Los presos solo tenían dos opciones: ser considerado afecto al naciente régimen franquista o desafecto. Muchos pasaban a engrosar las filas del ejército rebelde. Otros, “si tenían dudas”, a doblar el lomo en los batallones de trabajadores. “Y a algunos los ponían en libertad, pero vigilada siempre, y si venía algún aval del cura, alcalde o jefe movimiento… otra vez a los campos”, resume.
Porque la red de campos de concentración “y las diferentes unidades de castigo” buscaban “la transformación de la identidad de los prisioneros en aquellos que consideraban que podían ser rescatados del ”error marxista“ y de poder atraer nuevos adeptos a la causa franquista”, explica. Siempre, subraya, “tras haber expiado sus culpas durante años de internamiento”.
Los campos de concentración fueron una “necesidad de la guerra” que Franco y sus adláteres solventaron así. Pero también fue, precisa, “una necesidad política para imponer un castigo a los que se habían opuesto al régimen y de paso aterrorizar a la población civil”.
“Tanto los prisioneros como los recintos donde estaban recluidos estaban a la vista, amenazando a la gente donde podían acabar si no se adherían a la causa sublevada”, relata el investigador. Y a pesar de esta evidencia física, y de los datos, las historias y la memoria colectiva, se fue imponiendo el silencio. Un olvido que combate el libro Cautivos en Córdoba (1937-1942).
“Sorprendentemente el estudio de los campos de concentración y batallones de trabajadores cordobeses han sido los grandes olvidados por los estudiosos de la guerra civil y el franquismo”, apunta Francisco Navarro López (Aguilar de la Frontera, 1974), graduado en Geografía e Historia por la UNED y doctor por la Universidad de Córdoba.
El humorista encarcelado
Miguel Gila (Madrid, 1919 – Barcelona, 2001) fue prisionero de Franco y quedó recluido durante meses, hasta 1939, en el campo de concentración de un pueblo cordobés, Valsequillo. Luego pasó por cárceles como Yeserías, como trabajador forzado en la construcción de la de Carabanchel, o en Torrijos, donde coincidió con el poeta Miguel Hernández.

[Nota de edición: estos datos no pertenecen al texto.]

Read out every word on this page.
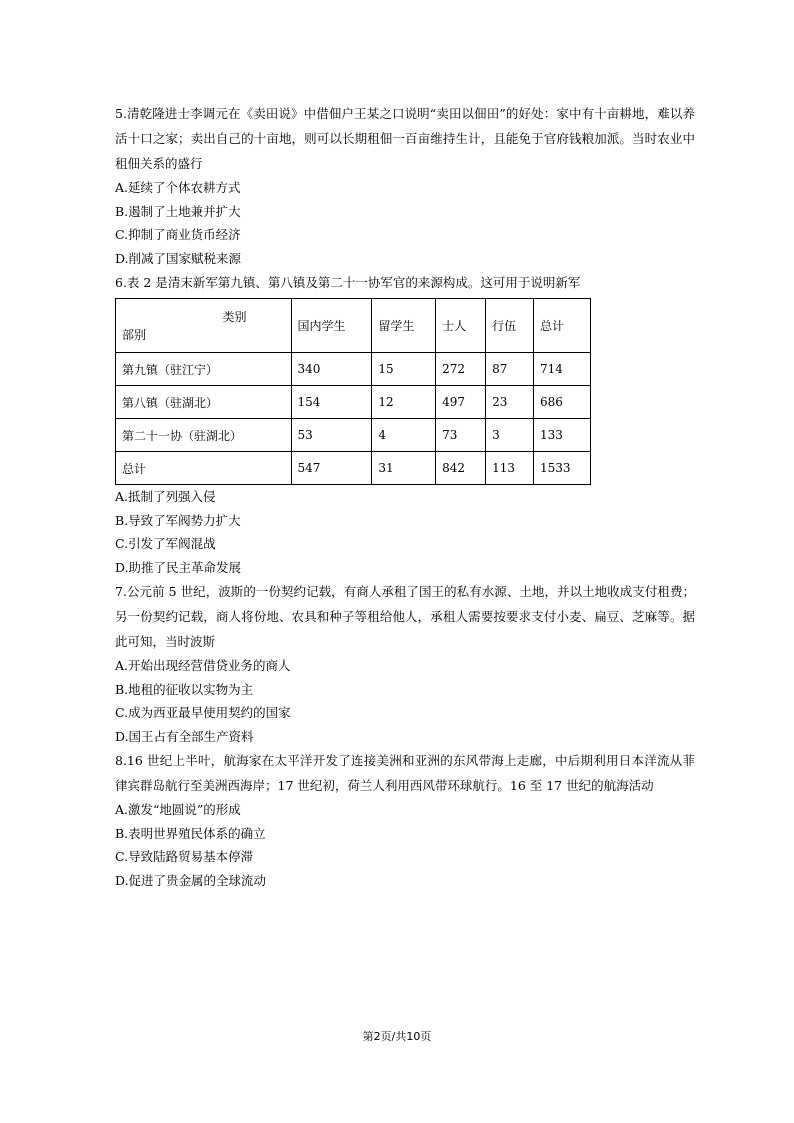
5.清乾隆进士李调元在《卖田说》中借佃户王某之口说明“卖田以佃田”的好处：家中有十亩耕地，难以养活十口之家；卖出自己的十亩地，则可以长期租佃一百亩维持生计，且能免于官府钱粮加派。当时农业中租佃关系的盛行
A.延续了个体农耕方式
B.遏制了土地兼并扩大
C.抑制了商业货币经济
D.削减了国家赋税来源
6.表 2 是清末新军第九镇、第八镇及第二十一协军官的来源构成。这可用于说明新军
类别
部别	国内学生	留学生	士人	行伍	总计
第九镇（驻江宁）	340	15	272	87	714
第八镇（驻湖北）	154	12	497	23	686
第二十一协（驻湖北）	53	4	73	3	133
总计	547	31	842	113	1533
A.抵制了列强入侵
B.导致了军阀势力扩大
C.引发了军阀混战
D.助推了民主革命发展
7.公元前 5 世纪，波斯的一份契约记载，有商人承租了国王的私有水源、土地，并以土地收成支付租费；另一份契约记载，商人将份地、农具和种子等租给他人，承租人需要按要求支付小麦、扁豆、芝麻等。据此可知，当时波斯
A.开始出现经营借贷业务的商人
B.地租的征收以实物为主
C.成为西亚最早使用契约的国家
D.国王占有全部生产资料
8.16 世纪上半叶，航海家在太平洋开发了连接美洲和亚洲的东风带海上走廊，中后期利用日本洋流从菲律宾群岛航行至美洲西海岸；17 世纪初，荷兰人利用西风带环球航行。16 至 17 世纪的航海活动
A.激发“地圆说”的形成
B.表明世界殖民体系的确立
C.导致陆路贸易基本停滞
D.促进了贵金属的全球流动
第2页/共10页
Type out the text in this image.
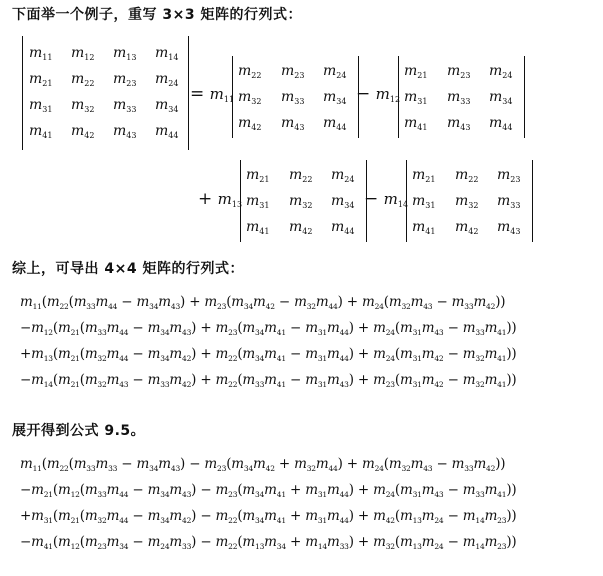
下面举一个例子，重写 3×3 矩阵的行列式：
$m_{11}$ $m_{12}$ $m_{13}$ $m_{14}$
$m_{21}$ $m_{22}$ $m_{23}$ $m_{24}$
$m_{31}$ $m_{32}$ $m_{33}$ $m_{34}$
$m_{41}$ $m_{42}$ $m_{43}$ $m_{44}$
= $m_{11}$
$m_{22}$ $m_{23}$ $m_{24}$
$m_{32}$ $m_{33}$ $m_{34}$
$m_{42}$ $m_{43}$ $m_{44}$
− $m_{12}$
$m_{21}$ $m_{23}$ $m_{24}$
$m_{31}$ $m_{33}$ $m_{34}$
$m_{41}$ $m_{43}$ $m_{44}$
+ $m_{13}$
$m_{21}$ $m_{22}$ $m_{24}$
$m_{31}$ $m_{32}$ $m_{34}$
$m_{41}$ $m_{42}$ $m_{44}$
− $m_{14}$
$m_{21}$ $m_{22}$ $m_{23}$
$m_{31}$ $m_{32}$ $m_{33}$
$m_{41}$ $m_{42}$ $m_{43}$
综上，可导出 4×4 矩阵的行列式：
$m_{11}(m_{22}(m_{33}m_{44} - m_{34}m_{43}) + m_{23}(m_{34}m_{42} - m_{32}m_{44}) + m_{24}(m_{32}m_{43} - m_{33}m_{42}))$
$-m_{12}(m_{21}(m_{33}m_{44} - m_{34}m_{43}) + m_{23}(m_{34}m_{41} - m_{31}m_{44}) + m_{24}(m_{31}m_{43} - m_{33}m_{41}))$
$+m_{13}(m_{21}(m_{32}m_{44} - m_{34}m_{42}) + m_{22}(m_{34}m_{41} - m_{31}m_{44}) + m_{24}(m_{31}m_{42} - m_{32}m_{41}))$
$-m_{14}(m_{21}(m_{32}m_{43} - m_{33}m_{42}) + m_{22}(m_{33}m_{41} - m_{31}m_{43}) + m_{23}(m_{31}m_{42} - m_{32}m_{41}))$
展开得到公式 9.5。
$m_{11}(m_{22}(m_{33}m_{33} - m_{34}m_{43}) - m_{23}(m_{34}m_{42} + m_{32}m_{44}) + m_{24}(m_{32}m_{43} - m_{33}m_{42}))$
$-m_{21}(m_{12}(m_{33}m_{44} - m_{34}m_{43}) - m_{23}(m_{34}m_{41} + m_{31}m_{44}) + m_{24}(m_{31}m_{43} - m_{33}m_{41}))$
$+m_{31}(m_{21}(m_{32}m_{44} - m_{34}m_{42}) - m_{22}(m_{34}m_{41} + m_{31}m_{44}) + m_{42}(m_{13}m_{24} - m_{14}m_{23}))$
$-m_{41}(m_{12}(m_{23}m_{34} - m_{24}m_{33}) - m_{22}(m_{13}m_{34} + m_{14}m_{33}) + m_{32}(m_{13}m_{24} - m_{14}m_{23}))$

Gila, como militante de la Juventudes Socialistas Unificadas, se alista nada más estallar la guerra como voluntario republicano en el Quinto Regimiento, bajo la jefatura de Enrique Líster. El humorista acabó, incluso, frente a un pelotón de fusilamiento fascista en El Viso de Los Pedroches, Córdoba. Y logró salir vivo.

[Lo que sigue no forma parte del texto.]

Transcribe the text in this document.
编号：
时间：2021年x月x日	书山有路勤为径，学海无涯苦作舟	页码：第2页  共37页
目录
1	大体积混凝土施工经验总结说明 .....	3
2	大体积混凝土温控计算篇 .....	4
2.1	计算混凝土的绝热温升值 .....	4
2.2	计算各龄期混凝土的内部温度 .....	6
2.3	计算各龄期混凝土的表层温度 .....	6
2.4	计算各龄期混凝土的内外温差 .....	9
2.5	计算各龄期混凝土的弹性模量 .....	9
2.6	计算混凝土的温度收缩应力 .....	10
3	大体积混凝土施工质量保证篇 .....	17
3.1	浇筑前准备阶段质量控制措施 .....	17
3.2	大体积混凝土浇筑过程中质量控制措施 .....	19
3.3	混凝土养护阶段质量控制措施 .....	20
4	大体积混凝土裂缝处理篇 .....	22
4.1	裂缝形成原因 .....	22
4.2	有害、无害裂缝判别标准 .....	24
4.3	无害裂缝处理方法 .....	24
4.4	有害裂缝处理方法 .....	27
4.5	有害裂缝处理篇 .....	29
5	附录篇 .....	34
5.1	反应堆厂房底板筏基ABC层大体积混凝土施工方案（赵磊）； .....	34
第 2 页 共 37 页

“Nos fusilaron al anochecer; nos fusilaron mal”, contó con sorna en su autobiografía, publicada en 1995 con el título Y entonces nací yo. Memorias para desmemoriados. “El piquete de ejecución lo componían un grupo de moros con el estómago lleno de vino, la boca llena de gritos de júbilo y carcajadas, las manos apretando el cuello de las gallinas robadas”, escribió.